Учитель может спать спокойно, он научил меня жизни, ибо все свое оставшееся с тех пор время я посвящаю преобразованиям Лапласа, которого сопричислил к своим гениям-хранителям. Непонимание жизни кануло вместе с ее неприятием. Если многосложная задача моей жизни не решается в обыденном миротворческом пространстве, значит, я со всею готовностью поспешествую перенестись в иное, где могу что-то решать. Пора внутренней эмиграции закончилась, и мое категорическое воление проникло из мультипликационного спиритуалистического мира, в соответствии со всеми правилами перенесения, во внешнее пространство энергетических деяний.

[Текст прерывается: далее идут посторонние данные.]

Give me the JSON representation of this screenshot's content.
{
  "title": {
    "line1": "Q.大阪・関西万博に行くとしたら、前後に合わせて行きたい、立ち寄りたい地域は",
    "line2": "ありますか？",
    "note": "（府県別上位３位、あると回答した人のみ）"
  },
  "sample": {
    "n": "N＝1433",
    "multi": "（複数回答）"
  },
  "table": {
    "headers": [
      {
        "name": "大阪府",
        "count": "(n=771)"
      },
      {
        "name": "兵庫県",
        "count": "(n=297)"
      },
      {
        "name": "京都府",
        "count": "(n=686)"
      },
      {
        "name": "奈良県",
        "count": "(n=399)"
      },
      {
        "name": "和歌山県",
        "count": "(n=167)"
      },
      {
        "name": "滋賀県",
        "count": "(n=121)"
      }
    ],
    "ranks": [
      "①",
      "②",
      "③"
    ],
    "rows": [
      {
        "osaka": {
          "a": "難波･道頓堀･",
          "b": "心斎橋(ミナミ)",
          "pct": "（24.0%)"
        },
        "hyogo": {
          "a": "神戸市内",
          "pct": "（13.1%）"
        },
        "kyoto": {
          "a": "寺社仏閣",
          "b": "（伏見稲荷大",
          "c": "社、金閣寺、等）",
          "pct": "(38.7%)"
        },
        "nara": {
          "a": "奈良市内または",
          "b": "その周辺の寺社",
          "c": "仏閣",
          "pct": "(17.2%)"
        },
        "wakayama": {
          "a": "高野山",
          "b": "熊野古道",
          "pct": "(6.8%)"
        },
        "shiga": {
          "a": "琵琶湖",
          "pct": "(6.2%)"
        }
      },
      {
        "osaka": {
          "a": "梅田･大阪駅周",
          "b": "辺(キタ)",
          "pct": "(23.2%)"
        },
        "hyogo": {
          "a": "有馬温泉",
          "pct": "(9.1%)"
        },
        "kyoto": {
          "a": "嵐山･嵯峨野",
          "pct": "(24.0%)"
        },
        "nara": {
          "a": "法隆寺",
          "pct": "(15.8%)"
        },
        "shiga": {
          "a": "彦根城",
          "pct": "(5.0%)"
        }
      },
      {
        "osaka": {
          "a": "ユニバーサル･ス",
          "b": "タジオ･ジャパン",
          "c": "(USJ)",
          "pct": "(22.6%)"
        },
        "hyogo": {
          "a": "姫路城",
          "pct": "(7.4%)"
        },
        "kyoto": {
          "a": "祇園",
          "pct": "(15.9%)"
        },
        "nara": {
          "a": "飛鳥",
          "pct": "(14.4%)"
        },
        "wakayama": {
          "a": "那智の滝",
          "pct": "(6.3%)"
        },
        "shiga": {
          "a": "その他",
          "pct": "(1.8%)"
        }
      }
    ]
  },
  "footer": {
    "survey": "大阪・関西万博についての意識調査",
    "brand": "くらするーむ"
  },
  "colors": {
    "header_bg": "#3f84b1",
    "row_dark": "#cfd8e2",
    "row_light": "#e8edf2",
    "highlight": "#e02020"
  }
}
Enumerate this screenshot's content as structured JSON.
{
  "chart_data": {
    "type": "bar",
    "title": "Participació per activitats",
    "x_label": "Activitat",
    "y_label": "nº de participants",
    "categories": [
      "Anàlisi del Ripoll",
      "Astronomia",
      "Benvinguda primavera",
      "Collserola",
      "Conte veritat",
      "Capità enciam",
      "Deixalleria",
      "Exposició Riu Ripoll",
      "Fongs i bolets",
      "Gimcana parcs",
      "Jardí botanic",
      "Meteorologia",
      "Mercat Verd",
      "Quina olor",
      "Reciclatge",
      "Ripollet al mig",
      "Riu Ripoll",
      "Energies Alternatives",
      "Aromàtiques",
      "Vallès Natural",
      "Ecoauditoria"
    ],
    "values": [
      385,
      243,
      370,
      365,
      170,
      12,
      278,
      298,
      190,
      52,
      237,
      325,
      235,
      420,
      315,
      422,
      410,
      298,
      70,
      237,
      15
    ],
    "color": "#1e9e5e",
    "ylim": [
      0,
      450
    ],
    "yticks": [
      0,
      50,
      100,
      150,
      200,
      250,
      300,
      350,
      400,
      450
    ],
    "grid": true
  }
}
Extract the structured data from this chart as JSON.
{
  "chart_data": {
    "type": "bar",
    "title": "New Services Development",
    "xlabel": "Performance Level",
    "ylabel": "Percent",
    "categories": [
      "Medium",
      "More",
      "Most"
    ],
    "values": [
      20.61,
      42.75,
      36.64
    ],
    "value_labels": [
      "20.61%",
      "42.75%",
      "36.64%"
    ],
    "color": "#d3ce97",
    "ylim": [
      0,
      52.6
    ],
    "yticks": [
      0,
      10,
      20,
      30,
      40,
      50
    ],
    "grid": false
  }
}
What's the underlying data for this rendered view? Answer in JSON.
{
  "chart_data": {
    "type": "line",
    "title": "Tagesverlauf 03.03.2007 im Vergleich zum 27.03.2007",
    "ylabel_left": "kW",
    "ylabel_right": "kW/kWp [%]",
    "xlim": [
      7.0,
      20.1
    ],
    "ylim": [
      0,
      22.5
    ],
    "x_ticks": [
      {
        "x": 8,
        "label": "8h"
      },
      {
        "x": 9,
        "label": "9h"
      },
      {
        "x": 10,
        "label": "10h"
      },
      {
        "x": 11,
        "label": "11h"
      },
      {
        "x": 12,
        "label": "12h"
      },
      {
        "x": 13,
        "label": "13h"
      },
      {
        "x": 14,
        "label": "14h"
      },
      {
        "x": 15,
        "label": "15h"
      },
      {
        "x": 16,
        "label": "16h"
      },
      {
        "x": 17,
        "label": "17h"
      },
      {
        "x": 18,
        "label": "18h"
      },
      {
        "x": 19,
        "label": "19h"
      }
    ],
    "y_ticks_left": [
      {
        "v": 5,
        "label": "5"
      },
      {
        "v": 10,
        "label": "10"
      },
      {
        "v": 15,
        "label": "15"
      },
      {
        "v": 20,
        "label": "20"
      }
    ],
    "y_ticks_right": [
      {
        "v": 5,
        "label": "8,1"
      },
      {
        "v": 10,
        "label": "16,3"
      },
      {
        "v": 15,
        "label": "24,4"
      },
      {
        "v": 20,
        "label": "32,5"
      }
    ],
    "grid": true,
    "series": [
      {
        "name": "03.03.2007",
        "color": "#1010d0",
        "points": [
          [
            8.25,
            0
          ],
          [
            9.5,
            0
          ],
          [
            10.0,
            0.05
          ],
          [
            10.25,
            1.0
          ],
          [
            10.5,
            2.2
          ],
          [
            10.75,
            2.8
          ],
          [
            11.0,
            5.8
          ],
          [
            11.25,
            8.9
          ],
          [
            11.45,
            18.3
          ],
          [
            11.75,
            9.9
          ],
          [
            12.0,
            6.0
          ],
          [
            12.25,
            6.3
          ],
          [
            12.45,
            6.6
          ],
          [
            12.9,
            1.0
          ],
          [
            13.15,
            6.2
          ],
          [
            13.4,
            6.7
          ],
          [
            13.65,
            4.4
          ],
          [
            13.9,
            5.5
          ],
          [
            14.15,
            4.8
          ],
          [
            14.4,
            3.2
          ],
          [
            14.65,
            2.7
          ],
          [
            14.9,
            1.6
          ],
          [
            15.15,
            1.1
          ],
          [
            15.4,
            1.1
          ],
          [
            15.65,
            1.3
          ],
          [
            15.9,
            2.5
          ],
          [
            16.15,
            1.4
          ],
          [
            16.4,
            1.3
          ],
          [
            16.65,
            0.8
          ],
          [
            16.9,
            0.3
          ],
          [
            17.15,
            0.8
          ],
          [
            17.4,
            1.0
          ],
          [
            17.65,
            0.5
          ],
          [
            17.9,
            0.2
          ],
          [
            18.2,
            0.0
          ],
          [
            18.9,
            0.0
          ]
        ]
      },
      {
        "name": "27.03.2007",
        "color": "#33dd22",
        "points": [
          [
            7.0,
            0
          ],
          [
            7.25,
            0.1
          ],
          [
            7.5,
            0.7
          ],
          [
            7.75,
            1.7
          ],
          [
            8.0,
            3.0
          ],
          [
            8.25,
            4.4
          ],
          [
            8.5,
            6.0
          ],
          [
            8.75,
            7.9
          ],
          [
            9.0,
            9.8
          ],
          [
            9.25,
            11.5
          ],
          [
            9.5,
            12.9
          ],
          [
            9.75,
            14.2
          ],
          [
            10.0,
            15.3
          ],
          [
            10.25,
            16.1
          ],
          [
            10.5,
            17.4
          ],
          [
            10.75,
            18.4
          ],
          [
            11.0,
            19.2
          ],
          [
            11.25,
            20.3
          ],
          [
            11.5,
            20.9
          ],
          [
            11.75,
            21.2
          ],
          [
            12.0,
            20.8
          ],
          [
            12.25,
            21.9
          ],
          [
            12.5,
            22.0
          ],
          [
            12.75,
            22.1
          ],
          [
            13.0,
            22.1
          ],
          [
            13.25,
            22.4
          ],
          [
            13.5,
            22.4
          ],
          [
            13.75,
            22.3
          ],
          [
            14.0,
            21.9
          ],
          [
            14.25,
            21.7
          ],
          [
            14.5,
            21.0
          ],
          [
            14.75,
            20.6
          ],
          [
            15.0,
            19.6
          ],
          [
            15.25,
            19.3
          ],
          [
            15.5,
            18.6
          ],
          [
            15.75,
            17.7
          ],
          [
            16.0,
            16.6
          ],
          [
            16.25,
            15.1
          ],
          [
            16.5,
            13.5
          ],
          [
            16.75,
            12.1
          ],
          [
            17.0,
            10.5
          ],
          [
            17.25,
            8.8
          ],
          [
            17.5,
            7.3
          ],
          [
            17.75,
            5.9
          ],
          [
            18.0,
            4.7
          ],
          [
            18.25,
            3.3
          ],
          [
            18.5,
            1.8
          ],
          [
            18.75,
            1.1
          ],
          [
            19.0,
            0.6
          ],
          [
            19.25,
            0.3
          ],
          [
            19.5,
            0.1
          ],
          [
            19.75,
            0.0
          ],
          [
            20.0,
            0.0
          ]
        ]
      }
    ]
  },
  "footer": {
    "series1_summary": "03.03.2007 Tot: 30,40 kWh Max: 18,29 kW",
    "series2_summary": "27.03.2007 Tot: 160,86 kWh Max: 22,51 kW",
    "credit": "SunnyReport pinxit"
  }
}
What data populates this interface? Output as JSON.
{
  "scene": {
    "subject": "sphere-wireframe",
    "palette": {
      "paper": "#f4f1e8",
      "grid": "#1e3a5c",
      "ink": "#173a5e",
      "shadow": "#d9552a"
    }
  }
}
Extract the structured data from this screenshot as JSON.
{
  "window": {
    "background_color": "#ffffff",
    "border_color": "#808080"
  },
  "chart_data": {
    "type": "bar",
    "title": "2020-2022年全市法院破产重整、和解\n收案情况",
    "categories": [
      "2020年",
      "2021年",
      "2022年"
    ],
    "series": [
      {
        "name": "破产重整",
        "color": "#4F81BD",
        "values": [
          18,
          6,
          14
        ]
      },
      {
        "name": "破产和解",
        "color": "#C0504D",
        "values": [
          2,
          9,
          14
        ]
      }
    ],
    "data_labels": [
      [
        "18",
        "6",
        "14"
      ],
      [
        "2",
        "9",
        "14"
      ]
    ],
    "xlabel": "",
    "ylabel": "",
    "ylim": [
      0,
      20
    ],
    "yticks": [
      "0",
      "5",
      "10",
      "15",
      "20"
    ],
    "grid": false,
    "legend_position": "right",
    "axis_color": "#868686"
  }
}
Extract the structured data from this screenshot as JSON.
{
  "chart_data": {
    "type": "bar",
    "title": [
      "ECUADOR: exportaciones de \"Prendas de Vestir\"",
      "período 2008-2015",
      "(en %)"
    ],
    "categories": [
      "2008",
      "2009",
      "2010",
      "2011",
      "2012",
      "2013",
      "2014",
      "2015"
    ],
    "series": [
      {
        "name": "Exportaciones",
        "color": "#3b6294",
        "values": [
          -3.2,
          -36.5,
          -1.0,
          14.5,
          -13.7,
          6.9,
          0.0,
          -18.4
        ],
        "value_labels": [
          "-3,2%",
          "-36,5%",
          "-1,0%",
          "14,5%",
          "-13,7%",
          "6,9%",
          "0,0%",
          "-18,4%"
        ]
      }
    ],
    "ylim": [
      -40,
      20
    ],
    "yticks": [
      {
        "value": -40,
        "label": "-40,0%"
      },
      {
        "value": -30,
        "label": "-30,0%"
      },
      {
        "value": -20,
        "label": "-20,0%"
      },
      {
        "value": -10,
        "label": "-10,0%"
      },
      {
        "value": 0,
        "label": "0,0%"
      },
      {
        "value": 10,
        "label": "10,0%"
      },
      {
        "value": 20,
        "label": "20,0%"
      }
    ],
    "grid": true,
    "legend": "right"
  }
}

Да поможет мне моя розовая инопространственная болезнь излечиться от пароксизмов безволия и этического белокровия.
Цепная реакция галереи образов, передающих друг другу эстафету символического бодрствования, забылась, и где-то на полпути между зеленоволосыми нимфами и желанием написать портрет трансфинитного числа в дадаистской манере весьма тактично вкралось пробуждение. Капрал вновь увечил нежный утренний воздух окриком, сбирающим уже не на атлетические занятия, но на всамделишную войну. В розовом вареве рассвета сновали тысячи людей, после утреннего туалета, завтрака и чарки водки заползающие на свои места в строю. Лошади недовольно били землю копытами так, точно это она провинилась в этом сходбище людей и животных, являющихся всего лишь материальным подкреплением двух враждующих идей. Я угадывал нешутейное оживление и в стане врага; между селением Y и позицией, которую занимали анархисты, колыхались движущиеся людские массы, изображающие нечто вроде оживленной манифестации. Наше противостояние, казалось, было заимствовано с первой страницы учебника стратегии, до того занимаемая нами позиция была хрестоматийно безыскусной. А возможно, судьба благоволила нам, украшая простотой ландшафта бутафорию единоборства? Нам суждено было померяться силами в низине, и создалось впечатление, что две интерпретации людского общества снисходили друг к другу, ибо на нашем правом фланге простирался густолиственный лес, не проходимый массами кавалерии. На левом же красовалась медленно перебираемыми четками блеска река, название которой также происходило от названия селения Y. Таким образом, стесненные естественными преградами, мы не имели возможности показать друг перед другом чудеса полководческого хитроумства, и нам не оставалось ничего лучшего, как сойтись лицом к лицу так, чтобы ветеранам-калекам, оставшимся после этого сражения в качестве уродливой пометы на общем фоне здоровых людей, не пришлось страдать от ран на спине. Ибо принято считать, что эти раны могут быть получены только при бегстве.